WWF fordert komplette Kostenübernahme durch Vermieter bei fossilen Heizungen
Die Umweltschutzorganisation WWF Deutschland hat ein deutliches Forderungspapier vorgelegt, in dem sie Vermieter und Gebäudeeigentümer in die Pflicht nimmt. Konkret verlangt der WWF, dass Vermieter künftig alle Extrakosten, die durch den Einsatz fossiler Heizbrennstoffe entstehen, vollständig übernehmen müssen. Dieses Papier liegt der Deutschen Presse-Agentur in Berlin vor und stellt eine klare Positionierung in der aktuellen Debatte um die Heizungsgesetz-Reform dar.
Mieter vor enormen Kosten schützen
Viviane Raddatz, Klimachefin beim WWF Deutschland, warnt eindringlich vor den finanziellen Folgen für Mietende. „Während Eigentümer, die ihr Gebäude selbst nutzen, sich durch die Wahl einer klimafreundlichen und im Verbrauch günstigen Heizung vor steigenden Kosten schützen können, drohen Mietenden enorme Belastungen“, erklärt Raddatz. Sie betont weiter: „Fehlentscheidungen für fossile Heizungen müssen auch von denen verantwortet werden, die sie treffen.“ Diese Aussage unterstreicht die Forderung nach einer gerechten Verteilung der Kostenlast.
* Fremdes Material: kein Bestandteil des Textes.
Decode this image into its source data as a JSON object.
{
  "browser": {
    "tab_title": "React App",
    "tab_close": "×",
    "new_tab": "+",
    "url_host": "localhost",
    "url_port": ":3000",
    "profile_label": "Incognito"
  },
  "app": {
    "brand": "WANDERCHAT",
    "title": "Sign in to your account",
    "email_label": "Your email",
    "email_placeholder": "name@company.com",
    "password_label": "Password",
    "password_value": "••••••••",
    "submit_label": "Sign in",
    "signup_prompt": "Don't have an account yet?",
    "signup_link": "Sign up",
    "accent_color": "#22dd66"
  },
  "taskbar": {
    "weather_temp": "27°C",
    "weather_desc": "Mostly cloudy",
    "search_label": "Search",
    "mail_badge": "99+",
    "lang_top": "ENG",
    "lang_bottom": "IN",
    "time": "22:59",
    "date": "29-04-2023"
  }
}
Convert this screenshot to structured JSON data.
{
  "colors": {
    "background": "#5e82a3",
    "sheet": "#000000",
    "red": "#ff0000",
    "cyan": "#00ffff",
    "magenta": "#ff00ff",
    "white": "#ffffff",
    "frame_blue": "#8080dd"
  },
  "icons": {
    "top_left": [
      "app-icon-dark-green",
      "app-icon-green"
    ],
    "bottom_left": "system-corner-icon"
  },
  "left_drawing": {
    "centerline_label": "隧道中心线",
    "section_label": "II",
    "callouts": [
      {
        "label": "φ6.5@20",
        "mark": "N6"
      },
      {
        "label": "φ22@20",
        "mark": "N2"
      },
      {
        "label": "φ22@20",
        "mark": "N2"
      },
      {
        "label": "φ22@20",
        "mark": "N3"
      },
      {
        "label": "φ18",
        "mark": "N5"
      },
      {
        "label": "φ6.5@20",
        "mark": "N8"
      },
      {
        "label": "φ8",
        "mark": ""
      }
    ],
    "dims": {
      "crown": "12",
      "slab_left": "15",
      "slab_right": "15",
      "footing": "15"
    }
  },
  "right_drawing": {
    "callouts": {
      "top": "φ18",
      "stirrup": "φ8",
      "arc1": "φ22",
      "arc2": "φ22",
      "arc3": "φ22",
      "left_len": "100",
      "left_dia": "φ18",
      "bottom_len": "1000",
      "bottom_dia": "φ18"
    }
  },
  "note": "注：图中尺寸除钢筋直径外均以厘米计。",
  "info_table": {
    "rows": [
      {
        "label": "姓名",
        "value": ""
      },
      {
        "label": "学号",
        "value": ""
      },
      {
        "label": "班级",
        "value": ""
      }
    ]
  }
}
Hintergrund: Reform des Heizungsgesetzes
Der Hintergrund dieser Forderungen ist die von der schwarz-roten Koalition betriebene Reform des Heizungsgesetzes. Diese Reform soll wieder mehr Möglichkeiten zum Einsatz fossiler Brennstoffe schaffen, lässt jedoch bislang unklar, wie Mieter vor Belastungen geschützt werden sollen. Insbesondere der steigende CO2-Preis stellt eine zusätzliche finanzielle Hürde dar, die bisher nicht ausreichend adressiert wurde.
Konkrete Forderungen des WWF
Der WWF stellt klare und umfassende Forderungen auf, die sowohl neue Heizungen als auch Bestandsanlagen betreffen:
- Die Kosten durch den nationalen oder europäischen CO2-Preis sollen vollständig von Vermietern und Gebäudeeigentümern getragen werden.
- Dies gilt auch für Zusatzkosten, die aus Beimischungs- und Beschaffungspflichten für Biobrennstoffe entstehen, wie sie in den Reformplänen von Union und SPD vorgesehen sind.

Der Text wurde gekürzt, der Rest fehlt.